Skylark Farm

Leslie Cheek Jr. found the property in 1969 in Fauber Farm. He began work on Skylark that same year for a rural retreat. Mr. Cheek, who had studied architecture and stage design at both Harvard and Yale, began sketching rough ideas for the farm. These ideas were later prepared upon more elaborate drawings by Charlottesville architect Thomas Craven. Mr. Cheek’s vision was that of a complex of buildings that echoed the agrarian architectural style of the mountaintop farms in Virginia’s Blue Ridge. Hence, today’s elegant cluster of low gray buildings was designed to resemble a working farm.

Skylark001

The central farm buildings consists of a main house with three bedrooms and a guest apartment, a guest house with a large meeting room and ample sleeping and dining accommodations for conferences and meetings, a two level “barn” that is actually the caretaker’s house, a stable, and workshops. The area around the house is exquisitely landscaped and contains a thriving vegetable garden. Around the farm, more than 15,000 Christmas Trees were planted in ten plantations. A short distance down the hill from the house is located a small lake, a tennis court, and a picnic pavilion.

The Original Plans

Mr. Cheek intended to build Skylark in two phases. Work began in 1969 with the construction of the guest house, the manager’s house, the stable, and storage buildings. The Cheeks moved into the manager’s house in 1970. The house was to serve as their temporary living quarters until the work on the mansion was completed.

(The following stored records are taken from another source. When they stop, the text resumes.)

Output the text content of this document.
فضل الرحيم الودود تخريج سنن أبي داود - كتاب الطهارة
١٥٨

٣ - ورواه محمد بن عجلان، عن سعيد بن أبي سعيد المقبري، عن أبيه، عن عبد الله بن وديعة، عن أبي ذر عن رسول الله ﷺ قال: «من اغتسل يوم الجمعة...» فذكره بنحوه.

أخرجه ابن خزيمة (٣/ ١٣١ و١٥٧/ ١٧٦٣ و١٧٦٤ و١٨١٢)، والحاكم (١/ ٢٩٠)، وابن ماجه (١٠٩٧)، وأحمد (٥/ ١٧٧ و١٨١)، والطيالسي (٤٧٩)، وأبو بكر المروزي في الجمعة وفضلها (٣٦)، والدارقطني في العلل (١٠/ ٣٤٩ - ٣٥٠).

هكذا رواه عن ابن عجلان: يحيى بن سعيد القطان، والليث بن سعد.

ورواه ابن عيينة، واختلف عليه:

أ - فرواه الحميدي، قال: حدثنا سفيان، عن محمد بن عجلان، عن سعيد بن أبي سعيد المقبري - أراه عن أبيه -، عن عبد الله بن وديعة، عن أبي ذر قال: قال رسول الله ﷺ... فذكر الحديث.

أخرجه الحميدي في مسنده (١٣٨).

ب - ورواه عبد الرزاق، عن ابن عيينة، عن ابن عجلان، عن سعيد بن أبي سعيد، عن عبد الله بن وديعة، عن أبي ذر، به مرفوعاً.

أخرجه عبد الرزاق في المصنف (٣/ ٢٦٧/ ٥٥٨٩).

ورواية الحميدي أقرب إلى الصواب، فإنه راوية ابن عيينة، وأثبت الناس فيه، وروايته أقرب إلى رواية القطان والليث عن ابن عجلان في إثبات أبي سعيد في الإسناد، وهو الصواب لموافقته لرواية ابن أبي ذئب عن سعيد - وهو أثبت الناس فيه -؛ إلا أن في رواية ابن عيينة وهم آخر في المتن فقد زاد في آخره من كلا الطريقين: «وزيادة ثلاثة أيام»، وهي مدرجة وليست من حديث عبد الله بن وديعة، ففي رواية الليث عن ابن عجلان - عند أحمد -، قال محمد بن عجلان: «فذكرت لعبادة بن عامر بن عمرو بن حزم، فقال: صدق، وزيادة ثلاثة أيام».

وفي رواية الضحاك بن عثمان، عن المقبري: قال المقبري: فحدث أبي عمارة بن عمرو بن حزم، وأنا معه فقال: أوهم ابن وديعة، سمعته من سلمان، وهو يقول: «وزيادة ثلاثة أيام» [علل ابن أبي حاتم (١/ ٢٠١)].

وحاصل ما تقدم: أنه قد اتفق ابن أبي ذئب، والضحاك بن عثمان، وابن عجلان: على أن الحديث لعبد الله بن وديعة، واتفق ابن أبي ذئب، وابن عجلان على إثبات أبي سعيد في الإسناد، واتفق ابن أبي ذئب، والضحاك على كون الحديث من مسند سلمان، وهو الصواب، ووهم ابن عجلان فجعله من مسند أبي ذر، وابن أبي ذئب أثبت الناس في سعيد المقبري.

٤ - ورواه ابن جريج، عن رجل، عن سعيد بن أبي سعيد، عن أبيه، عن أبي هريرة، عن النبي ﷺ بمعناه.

The original plans called for a main house -that was to be the center-piece of the farm- on the southern side of Round Top a 3300 foot mountain, just west of the four structures constituting Skylark today. Mr. Cheek applied all his talents to designing the “Big House” as he liked to call it. The mansion’s style would match the neighboring buildings.

The plan depicted a central three-and-a-half story unit with two wings with large, floor-to-ceiling windows that could afford panoramic views of the surrounding countryside. The central part included gathering rooms, an entrance hall on the first level, a combination family, and dining room on the second floor, and a library on the third floor. The wing featured seven bedrooms. Two more bedrooms are part of the servant’s quarters, also on the second level. A spiral stair and an elevator -the latter discreetly concealed in a false chimney- would serve all three floors. Early plans show a swimming pool on the lower lawn at the southern side of the Big House. When Mr. Cheek learned of the gusty winds that constantly blow over the farm, he decided to place the pool in an underground chamber. A greenhouse-like glass wall with a view to the mountains and five glass block skylights in the turf above were planned to relieve the claustrophobia.

The Donation

By 1974 all was in readiness for work to begin on the “Big House, but Mr. Cheek’s declining health forced him to put aside the construction plans. In 1977, the family gave Skylark to Washington and Lee, with the agreement that the farm would be used for lively discussion and interesting gatherings. Thus, Skylark functions as the University’s retreat and meeting center. The facility is used year-round by faculty and administration for small conferences and social occasions.

Round Top, the site of the planned Big House has been transformed into what the Cheeks call the International Croquet Court. Indeed, croquet is still played on the hilltop, but it is also a magnificent viewing point over the Blue Ridge.